Hi,
no, I don’t think that the cluster IP can only communicate with one device - in the part of the wireshark trace where modbusTCP sessions are running, the cluster IP already communicates with 2 devices in parallel: .22 and .33, so I’m pretty sure that’s not the problem.
And, after some more analysis, I can see that both devices .22 and .33 are running several sessions / streams in parallel.
The difference is (at least in the small snapshot of a running communication I can see in the trace), that the device .22 sometimes does it in a way I would expect and that is wanted when using TCP: it opens a stream (TCP SYN), queries some modbus data, and then closes the connection (TCP FIN).
For example like here:
But in some other streams, I can see that this is not happening, and the PLC .53 sends a RST flag after some time where the stream is idle (no data flow at all on this stream).
As this always happened after 5 seconds of stream idle, I assume it’s the “device idle timeout” configured in the PLCs modbusTCP stack. (that was also the same situation in the screenshot of my post above, when .33 started communication)
For example here:
And: the device .33 opens some other parallel streams, but doesn’t end that streams in a way that I would expect (I haven’t seen any TCP FIN in all of the .33 initiated streams!) - instead of ending the stream by FIN, the device .33 just sends a RST flag.
For example here:
All in all, because of the combination of all things mentioned above, I could imagine that the PLC comes into some ressource bottleneck after some time with the handling of all of those parallel sessions, where some of them aren’t closed in the way TCP expects it (because all of these sessions have to have handled by the PLC in a way TCP defines the communication flow, and the number of TCP handles is limited inside a PLC).

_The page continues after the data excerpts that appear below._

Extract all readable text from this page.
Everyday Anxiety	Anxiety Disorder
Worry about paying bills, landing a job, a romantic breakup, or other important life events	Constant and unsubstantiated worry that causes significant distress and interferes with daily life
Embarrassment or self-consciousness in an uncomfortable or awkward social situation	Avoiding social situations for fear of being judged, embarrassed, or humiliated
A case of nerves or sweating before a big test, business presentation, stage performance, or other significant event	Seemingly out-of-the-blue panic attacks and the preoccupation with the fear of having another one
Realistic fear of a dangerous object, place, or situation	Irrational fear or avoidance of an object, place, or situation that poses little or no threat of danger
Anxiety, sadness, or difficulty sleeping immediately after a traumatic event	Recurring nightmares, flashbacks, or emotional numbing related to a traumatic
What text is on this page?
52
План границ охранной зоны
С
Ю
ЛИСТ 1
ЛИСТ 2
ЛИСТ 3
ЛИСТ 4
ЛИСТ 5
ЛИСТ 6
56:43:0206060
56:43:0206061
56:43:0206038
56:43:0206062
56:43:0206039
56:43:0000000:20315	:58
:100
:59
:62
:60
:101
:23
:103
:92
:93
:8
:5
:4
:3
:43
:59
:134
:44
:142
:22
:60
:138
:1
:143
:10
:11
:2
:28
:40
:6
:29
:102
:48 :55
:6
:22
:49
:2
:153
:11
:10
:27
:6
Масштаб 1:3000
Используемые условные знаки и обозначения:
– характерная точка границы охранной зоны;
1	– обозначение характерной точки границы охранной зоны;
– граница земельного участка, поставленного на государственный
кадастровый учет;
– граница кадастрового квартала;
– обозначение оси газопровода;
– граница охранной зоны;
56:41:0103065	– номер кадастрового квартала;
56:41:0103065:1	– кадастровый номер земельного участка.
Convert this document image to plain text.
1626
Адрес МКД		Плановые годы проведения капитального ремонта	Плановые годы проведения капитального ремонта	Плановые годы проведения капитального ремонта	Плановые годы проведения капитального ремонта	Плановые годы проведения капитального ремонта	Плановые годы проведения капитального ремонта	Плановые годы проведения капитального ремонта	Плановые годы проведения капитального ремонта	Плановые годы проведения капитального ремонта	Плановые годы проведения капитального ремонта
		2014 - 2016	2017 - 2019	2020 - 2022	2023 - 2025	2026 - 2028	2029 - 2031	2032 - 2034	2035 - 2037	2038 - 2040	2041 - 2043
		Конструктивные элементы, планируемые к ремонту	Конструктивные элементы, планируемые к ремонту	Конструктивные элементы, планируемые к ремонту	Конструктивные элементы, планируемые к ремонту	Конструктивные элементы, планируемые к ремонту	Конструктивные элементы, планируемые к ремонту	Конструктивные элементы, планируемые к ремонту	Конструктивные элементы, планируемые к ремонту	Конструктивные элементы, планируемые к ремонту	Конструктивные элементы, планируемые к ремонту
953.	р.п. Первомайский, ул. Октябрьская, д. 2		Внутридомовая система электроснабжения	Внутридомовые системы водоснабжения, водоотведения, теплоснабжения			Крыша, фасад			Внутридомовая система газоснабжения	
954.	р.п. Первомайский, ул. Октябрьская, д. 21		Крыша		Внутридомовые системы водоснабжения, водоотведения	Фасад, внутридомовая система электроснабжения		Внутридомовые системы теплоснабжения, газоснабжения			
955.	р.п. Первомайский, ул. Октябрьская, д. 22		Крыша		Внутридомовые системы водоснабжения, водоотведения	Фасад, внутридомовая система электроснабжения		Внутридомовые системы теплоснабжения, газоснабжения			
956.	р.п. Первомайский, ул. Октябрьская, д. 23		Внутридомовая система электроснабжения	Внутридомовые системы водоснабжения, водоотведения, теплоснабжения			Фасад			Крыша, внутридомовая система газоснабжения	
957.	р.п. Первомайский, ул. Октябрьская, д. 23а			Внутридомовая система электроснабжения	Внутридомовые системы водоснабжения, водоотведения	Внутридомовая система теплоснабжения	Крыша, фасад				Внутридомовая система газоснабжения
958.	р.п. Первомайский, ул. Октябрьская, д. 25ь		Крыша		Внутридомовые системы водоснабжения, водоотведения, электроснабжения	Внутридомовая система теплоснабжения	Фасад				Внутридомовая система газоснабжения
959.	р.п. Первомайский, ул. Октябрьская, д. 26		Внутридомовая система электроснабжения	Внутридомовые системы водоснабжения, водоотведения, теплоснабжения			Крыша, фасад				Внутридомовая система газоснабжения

This bottleneck could lead to the situation, that somewhen all TCP handles of the PLC / all reserved handles for server port 502 are blocked which would then lead to the situation, that no more connections are possible (until reboot).
For me, the questions are:
- who is .33, and why does it not close the sessions in a TCP-usual way?
- why are parallel TCP streams from the same device are querying the PLC server, is that neccessary / reconfigurable?
- what has changed since it does not work anymore? As long as you haven’t changed software on the PLC and it ran for a year or so, I think there must have been some change in the network (for example introducing device .33?), in the firmware of the communication partners (have there been software changes / upgrades on the SCADA device for example), or somewhere else in the infrastructure → even if the PLC is not responding anymore after some time, I’m relatively sure that the PLC is not the root cause but some change in network / in the number of devices / in the devices behavior (that’s what I interprete out of the wireshark trace).
- I don’t think that it’s directly linked to this issue, nevertheless I want to mention it: in the complete trace, I see a very high amount of so-called ARP requests (requests for the MAC address behind of a IP address) for a dedicated small number of IP addresses, much more then I would expect (97% of all captured packages are arp requests).
- most of that requests (87.4% of all arp requests) are sent by a HMS device (10.85.106.41), is that the switch? Or is there some permanent network / IP scanner running or something like that?
I think that’s more or less everything that can be interpreted out of the wireshark trace.
Best regards.